Background Sexuality is an important dimension of personality and human body, therefore any involvement in this area should be considered as important. Sexual disturbances in rheumatoid arthritis (RA) patients are poorly described in literature.
Objectives The aim of this study was to describe sexual disturbances using CIE-10 in population with RA and a possible correlation with disease activity.
Methods A descriptive cross-sectional study was performed in a specialized clinic dedicated to care patients with RA. 1298 patients were included in the study, which were seen by the area of psychology, which information was collected through semi-structured interviews and non-probability sampling. Descriptive epidemiology was applied for continuous variables, using measures of central tendency and dispersion for categorical and qualitative variables by averages and percentages. We used chi2 test to stablish a relationship between disease activity severity and sexual disturbances.
Results Total sample of patients was 1298, 1048 (80%) were women and 250 (19%) were men. Patients had a DAS28 2.6 in average ± 1.1; mean age was 55.1 ± 8.8 years; According to CIE-10 739 patients (57%) had psychological disorders, 279 patients (21%) had sexual and 373 (28%) had sleep disorders. Regarding entire cohort, 338 (26%) of the total of participants reported any sexual disturbances. Regarding women, 421 (40%) reported no sexual activity, while 627 (67%) reported sexual activity; from reporters of sexual activity 377 (60%) reported satisfactory sexual activity, while 101 (16%) reported no-satisfactory sexual activity, 49 (7%) reported lack or loss of sexual desire, 86 (13%) reported dyspareunia, and 14 (2.9%) orgasmic dysfunction.
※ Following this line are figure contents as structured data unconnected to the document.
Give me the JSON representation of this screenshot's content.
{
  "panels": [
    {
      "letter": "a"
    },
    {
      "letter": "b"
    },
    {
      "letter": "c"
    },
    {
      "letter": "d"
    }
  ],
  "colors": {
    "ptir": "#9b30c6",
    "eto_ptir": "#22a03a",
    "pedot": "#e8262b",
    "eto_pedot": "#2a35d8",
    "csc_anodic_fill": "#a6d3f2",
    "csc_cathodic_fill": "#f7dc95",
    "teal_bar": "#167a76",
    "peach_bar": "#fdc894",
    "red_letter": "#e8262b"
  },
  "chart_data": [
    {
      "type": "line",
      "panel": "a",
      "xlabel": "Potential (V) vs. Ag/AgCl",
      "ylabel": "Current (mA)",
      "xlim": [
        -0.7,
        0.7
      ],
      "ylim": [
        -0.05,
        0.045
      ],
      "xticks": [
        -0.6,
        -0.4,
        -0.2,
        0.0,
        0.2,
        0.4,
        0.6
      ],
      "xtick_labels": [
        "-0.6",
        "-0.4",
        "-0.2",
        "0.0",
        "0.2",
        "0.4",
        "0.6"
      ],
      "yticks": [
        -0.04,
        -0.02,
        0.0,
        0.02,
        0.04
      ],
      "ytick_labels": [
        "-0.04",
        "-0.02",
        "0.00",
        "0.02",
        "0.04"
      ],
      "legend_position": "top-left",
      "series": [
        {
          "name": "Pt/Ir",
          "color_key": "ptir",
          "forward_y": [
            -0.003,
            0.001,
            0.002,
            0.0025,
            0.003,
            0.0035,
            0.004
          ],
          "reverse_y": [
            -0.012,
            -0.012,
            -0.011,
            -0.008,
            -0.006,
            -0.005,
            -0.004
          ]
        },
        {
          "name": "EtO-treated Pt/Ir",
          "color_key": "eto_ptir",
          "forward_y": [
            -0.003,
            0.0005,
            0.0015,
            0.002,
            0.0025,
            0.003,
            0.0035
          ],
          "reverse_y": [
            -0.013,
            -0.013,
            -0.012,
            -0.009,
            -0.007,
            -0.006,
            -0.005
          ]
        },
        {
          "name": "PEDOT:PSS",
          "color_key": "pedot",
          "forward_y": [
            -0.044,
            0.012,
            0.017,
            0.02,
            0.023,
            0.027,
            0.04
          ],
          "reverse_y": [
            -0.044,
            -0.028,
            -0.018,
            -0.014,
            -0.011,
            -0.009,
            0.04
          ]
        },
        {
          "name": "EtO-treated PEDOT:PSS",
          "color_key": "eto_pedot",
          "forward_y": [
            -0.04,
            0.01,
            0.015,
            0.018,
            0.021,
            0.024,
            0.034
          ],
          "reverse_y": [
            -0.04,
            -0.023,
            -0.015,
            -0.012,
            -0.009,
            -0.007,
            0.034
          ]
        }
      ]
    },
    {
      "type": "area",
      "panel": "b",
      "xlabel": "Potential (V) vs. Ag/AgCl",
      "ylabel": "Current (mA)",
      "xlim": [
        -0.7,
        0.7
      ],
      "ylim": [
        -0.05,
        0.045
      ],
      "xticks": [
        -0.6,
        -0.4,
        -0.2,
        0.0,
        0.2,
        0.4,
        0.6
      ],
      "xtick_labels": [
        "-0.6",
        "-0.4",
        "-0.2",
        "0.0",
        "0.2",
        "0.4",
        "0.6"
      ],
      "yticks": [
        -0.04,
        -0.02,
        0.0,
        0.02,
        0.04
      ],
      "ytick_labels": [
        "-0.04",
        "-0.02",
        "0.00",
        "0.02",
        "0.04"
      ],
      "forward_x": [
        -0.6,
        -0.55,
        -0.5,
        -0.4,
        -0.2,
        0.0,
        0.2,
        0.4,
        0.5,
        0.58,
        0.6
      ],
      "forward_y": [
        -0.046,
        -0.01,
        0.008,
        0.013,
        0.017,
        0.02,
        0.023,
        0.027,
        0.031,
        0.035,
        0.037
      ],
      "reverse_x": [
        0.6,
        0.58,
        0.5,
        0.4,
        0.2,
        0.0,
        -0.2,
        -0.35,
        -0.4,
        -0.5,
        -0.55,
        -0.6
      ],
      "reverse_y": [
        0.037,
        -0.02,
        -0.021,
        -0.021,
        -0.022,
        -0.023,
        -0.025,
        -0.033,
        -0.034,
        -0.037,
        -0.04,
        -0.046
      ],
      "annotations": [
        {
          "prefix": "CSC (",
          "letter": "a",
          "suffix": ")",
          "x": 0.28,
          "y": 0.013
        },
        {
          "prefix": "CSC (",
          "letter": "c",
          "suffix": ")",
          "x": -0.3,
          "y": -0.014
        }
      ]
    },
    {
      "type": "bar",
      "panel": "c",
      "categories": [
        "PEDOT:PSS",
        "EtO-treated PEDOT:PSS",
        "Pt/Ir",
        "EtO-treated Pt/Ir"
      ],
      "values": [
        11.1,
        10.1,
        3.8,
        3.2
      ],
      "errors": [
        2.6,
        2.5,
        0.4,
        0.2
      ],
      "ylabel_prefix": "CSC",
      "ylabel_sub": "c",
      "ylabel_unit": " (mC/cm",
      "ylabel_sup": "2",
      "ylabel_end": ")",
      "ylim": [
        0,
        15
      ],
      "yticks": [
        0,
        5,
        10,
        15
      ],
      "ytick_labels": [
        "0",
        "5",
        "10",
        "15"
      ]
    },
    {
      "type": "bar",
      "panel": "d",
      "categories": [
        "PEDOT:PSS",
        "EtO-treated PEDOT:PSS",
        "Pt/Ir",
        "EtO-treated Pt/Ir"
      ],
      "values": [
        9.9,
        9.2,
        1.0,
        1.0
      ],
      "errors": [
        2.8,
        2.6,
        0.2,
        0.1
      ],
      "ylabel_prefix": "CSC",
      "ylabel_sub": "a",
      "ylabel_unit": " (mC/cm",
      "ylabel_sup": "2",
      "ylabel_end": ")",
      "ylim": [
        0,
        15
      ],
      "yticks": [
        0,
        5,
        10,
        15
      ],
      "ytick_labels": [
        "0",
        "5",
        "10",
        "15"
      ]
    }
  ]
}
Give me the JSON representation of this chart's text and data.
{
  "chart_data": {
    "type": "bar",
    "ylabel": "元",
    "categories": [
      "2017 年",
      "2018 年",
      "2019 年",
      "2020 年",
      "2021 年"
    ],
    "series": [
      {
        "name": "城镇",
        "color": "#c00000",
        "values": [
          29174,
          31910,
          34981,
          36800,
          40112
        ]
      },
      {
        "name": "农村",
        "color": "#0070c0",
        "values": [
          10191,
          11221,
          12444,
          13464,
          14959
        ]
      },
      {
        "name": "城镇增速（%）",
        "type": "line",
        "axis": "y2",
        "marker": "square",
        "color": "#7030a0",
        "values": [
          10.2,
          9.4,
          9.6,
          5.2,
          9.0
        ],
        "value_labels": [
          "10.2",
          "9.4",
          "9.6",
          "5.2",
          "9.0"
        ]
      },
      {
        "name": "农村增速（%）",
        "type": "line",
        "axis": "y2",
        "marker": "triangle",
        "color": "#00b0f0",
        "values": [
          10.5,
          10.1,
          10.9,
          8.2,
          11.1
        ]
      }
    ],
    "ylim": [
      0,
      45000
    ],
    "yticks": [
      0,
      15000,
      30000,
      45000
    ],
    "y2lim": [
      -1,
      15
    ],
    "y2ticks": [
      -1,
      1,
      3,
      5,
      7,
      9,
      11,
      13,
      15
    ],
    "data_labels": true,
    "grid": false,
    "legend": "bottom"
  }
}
Regarding men, 77 (30%) of men reported no sexual activity, while 173 (69%) reported sexual activity; of these, 21 (12%) premature ejaculation, 85 (49%) reported satisfactory sexual activity, 23 (13%) reported no-satisfactory sexual activity, 10 (5%) reported lack or loss of sexual desire, 28 (16%) orgasmic dysfunction, 6 (3%) reported dyspareunia. When we analized these results with any factor that could precipitate any sexual disturbance (infidelity, wrong information about sexuality, insecurity in the sexual role, and biological or physical causes) we found that 117 of 338 patients with any sexual disturbance had insecurity in the sexual rol and this relationship was statistically significant (p<0.00). The relationship between having a sexual disturbance and disease activity severity was not statistically significant.
Conclusions We found that patients with AR a high percentage reported not having any sexual activity and between patients with sexual activity there are many (one fourth) reporting any sexual disturbances. The level of disease activity has no relationship with having a sexual disturbance, but having any sexual disturbance had relationship with insecurity in the sexual role.